There is also a lot about women and a feminist reading of this show would be interesting. At the time this was written, although they were never academically accepted, a lot of popular ideas about the 'witches' killed in the witch hunts were circulating in second wave feminism and in the neo-Pagan movement. There isn't a hint of the idea that the witches killed in the witch hunts were part of a previous ancient Pagan religion, so the feminist interpretation fits better. In this interpretation the 'witches' were seen as an embodiment of female power (and particularly female healing) and so the witch hunts were seen as specifically a patriarchal persecution of women's power. In this show this is twisted slightly because what we see is two women in conflict, and the one who isn't the witch wins. The woman who models duplicity wins and the one who has already been innocently killed, despite the ambivalence, loses again. Lucinda does enchant David to have sex with her, so in a feminist reading, the patriarchal point being made is that women are seducers and temptresses who can't be trusted. This is even seen in the two scenes where David locks up Mary and Lucinda - the man is taking control of the woman's dangerous power to seduce. David as much as says to Mary that she is the one who should have been burned, but even this is the result of Lucinda's spell.

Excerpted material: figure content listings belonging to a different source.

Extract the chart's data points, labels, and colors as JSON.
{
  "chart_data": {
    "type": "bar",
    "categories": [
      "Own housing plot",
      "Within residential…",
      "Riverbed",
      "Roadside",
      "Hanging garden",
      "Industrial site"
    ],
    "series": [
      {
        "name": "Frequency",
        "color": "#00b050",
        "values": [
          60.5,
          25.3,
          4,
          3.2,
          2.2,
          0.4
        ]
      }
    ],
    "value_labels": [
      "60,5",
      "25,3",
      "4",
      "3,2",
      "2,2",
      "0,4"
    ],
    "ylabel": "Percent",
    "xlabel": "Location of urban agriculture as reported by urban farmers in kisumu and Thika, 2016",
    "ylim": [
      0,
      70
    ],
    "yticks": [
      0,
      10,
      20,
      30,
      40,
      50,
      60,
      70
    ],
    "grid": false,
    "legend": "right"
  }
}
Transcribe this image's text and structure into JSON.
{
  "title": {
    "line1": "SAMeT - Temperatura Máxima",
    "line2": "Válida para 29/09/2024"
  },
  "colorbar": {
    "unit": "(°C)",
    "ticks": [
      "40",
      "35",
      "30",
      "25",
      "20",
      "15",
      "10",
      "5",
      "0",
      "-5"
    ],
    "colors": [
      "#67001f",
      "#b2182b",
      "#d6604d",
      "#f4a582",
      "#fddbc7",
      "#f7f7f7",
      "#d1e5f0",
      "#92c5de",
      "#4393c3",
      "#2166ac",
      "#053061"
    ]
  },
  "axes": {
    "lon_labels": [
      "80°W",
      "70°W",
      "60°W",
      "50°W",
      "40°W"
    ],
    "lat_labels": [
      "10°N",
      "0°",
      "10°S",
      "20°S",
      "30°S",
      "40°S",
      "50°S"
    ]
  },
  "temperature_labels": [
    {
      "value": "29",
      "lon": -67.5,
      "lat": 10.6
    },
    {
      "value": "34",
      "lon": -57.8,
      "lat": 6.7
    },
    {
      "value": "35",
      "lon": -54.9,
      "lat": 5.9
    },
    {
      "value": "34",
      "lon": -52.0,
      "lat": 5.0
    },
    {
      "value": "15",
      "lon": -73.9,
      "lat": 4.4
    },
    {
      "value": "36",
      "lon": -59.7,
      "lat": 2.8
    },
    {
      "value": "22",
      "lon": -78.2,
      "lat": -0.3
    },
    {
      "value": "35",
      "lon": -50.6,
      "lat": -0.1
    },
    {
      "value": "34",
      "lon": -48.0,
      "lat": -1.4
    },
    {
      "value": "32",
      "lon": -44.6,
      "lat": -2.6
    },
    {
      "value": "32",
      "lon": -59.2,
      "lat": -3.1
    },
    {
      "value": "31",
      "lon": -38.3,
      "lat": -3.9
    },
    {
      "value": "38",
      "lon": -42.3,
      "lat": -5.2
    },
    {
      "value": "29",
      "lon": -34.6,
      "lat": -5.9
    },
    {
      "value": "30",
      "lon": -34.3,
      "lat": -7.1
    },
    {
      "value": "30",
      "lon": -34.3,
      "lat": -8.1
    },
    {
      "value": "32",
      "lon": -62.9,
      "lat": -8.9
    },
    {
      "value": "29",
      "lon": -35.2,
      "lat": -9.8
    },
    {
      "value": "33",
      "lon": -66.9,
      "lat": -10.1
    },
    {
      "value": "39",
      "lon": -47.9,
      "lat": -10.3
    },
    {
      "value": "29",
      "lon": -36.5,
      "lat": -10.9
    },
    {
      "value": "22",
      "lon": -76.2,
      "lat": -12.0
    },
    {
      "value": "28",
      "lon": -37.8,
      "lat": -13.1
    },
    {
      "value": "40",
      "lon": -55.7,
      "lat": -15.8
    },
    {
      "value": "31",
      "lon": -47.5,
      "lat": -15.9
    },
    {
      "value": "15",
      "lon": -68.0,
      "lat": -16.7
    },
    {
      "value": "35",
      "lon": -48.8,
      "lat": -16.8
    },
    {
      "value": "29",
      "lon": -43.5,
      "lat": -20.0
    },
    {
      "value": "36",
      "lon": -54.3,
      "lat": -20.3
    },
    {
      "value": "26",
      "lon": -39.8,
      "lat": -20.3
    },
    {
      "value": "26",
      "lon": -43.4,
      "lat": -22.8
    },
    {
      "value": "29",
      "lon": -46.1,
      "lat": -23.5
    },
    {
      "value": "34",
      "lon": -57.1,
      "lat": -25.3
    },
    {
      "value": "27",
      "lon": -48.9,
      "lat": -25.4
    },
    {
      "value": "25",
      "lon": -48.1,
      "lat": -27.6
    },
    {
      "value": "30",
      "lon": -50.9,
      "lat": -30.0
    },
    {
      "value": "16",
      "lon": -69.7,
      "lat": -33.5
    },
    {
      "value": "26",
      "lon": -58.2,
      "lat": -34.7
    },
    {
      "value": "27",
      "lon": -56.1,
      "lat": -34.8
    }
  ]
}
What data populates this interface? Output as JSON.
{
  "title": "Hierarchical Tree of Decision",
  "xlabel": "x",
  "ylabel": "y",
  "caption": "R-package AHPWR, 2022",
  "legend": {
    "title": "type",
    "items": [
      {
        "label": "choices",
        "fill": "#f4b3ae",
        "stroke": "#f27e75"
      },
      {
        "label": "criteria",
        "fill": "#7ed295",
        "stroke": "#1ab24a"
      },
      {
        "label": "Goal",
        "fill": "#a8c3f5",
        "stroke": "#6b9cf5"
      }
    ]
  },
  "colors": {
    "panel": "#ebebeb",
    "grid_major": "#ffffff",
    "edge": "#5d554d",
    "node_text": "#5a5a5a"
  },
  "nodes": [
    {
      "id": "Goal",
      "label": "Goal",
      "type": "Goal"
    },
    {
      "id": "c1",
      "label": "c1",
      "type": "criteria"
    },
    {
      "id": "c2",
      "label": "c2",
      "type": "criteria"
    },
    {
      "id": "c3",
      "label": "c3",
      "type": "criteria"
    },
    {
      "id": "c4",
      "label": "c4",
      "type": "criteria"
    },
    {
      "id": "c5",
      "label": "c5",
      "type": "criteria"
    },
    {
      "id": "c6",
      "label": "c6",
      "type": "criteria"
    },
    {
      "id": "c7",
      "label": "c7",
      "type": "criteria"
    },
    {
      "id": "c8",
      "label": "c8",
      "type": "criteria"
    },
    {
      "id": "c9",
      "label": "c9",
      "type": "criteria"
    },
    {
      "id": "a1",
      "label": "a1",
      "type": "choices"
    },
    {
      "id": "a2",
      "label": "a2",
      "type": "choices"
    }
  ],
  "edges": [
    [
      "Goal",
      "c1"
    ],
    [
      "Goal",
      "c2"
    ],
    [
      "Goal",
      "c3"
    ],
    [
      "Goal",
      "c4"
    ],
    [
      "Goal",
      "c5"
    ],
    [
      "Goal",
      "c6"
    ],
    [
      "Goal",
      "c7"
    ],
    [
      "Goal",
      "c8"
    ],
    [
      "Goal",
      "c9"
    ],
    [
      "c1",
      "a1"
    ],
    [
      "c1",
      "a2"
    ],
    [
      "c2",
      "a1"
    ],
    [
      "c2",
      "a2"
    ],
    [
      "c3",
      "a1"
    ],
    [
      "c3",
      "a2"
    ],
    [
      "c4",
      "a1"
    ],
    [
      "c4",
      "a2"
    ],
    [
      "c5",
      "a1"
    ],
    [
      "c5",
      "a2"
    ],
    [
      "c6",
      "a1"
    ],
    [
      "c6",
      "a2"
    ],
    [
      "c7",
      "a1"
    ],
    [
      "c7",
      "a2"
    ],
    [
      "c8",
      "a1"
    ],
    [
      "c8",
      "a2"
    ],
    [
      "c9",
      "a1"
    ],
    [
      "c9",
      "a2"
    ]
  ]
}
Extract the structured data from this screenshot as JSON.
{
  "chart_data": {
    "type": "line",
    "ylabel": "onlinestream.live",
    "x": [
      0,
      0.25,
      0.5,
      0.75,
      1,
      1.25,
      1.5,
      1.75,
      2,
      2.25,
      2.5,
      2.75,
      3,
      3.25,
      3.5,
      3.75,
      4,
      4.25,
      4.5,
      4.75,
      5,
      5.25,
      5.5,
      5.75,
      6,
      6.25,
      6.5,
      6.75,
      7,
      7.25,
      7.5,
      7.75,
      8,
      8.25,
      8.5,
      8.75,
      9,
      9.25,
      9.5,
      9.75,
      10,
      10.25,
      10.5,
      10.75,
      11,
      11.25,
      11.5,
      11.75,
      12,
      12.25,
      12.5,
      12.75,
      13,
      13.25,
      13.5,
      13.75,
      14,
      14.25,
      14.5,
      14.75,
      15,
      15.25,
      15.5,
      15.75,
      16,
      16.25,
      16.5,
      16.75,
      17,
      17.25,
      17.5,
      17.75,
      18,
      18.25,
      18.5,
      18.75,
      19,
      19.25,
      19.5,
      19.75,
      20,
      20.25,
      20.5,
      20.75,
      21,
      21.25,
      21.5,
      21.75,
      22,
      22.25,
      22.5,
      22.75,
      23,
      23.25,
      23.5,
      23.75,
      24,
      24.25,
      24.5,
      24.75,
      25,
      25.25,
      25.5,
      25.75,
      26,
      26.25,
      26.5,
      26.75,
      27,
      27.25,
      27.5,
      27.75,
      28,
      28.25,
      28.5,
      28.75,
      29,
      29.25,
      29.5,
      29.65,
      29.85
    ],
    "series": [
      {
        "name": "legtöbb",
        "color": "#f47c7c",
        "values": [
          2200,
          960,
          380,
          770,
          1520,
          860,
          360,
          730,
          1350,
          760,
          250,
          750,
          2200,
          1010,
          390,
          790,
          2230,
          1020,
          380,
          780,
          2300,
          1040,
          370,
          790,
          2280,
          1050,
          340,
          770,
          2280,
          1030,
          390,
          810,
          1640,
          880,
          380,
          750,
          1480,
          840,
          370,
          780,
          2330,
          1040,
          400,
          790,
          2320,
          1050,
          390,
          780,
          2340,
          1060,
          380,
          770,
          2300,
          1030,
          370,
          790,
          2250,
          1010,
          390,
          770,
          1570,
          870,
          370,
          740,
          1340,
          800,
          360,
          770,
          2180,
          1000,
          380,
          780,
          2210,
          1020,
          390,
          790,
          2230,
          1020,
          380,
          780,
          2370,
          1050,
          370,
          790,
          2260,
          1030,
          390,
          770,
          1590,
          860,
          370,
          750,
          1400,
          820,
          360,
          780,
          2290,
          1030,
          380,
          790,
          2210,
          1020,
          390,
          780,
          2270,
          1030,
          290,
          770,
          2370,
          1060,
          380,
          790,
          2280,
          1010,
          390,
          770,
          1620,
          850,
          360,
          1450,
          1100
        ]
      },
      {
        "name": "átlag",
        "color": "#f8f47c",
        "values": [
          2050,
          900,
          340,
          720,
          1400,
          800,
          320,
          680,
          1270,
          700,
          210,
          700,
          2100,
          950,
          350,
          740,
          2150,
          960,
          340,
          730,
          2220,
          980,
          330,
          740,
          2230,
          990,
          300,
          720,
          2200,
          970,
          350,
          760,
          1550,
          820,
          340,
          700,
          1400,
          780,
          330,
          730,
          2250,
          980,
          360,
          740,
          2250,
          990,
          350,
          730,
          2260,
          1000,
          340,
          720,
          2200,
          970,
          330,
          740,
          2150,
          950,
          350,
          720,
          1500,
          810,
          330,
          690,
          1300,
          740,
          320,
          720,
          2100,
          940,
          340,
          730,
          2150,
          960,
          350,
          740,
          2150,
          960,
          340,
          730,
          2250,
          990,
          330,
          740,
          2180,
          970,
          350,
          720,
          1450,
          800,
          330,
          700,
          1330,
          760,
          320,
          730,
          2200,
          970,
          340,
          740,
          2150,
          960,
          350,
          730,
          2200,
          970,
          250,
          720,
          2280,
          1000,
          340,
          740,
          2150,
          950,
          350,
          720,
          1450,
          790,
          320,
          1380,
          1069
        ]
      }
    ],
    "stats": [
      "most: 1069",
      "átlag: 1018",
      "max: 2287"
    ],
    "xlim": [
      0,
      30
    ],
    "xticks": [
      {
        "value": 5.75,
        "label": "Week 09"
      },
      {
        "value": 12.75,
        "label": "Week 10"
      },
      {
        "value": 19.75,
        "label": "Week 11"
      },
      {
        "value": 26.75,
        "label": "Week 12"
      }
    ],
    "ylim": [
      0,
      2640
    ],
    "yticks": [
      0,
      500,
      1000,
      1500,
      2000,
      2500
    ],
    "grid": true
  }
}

This show is genuinely so layered. You might question that it is mixing and changing so many different
There are two questions I have about the plot, though. The first may of course be intentional and it is that it is never explained really why or how Lucinda has come forward in time. There are several suggestions that it is because of Mary's affair, however this leads to my next question about the plot, which is that despite this inference, there is a sort of moral failure because far from being avenged, Mary actually 'kills' Lucinda, so in fact the person having the affair has 'won' and there is no apparent moral reason for the witch to appear. This is even without the question that she is, actually, dead, and can appear and disappear apparently at will, which makes all she does slightly difficult to envision practically.
Nonetheless this is a solid introduction to the series. What I particularly love about it is the wealth of seventies hot topics twisted slightly and moved to the eighties. 1980 exactly, admittedly, but it's noticeable that this show looks quite a lot different from the porridge colours found in early seventies TV. In true seventies style there is LOADS of sex and nudity - only the vicar manages to keep his clothes on, and as you know I love a show with sex and nudity.
My absolutely favourite bit is where Lucinda says 'I was born in this house in the year 1627.' - I know exactly how she feels.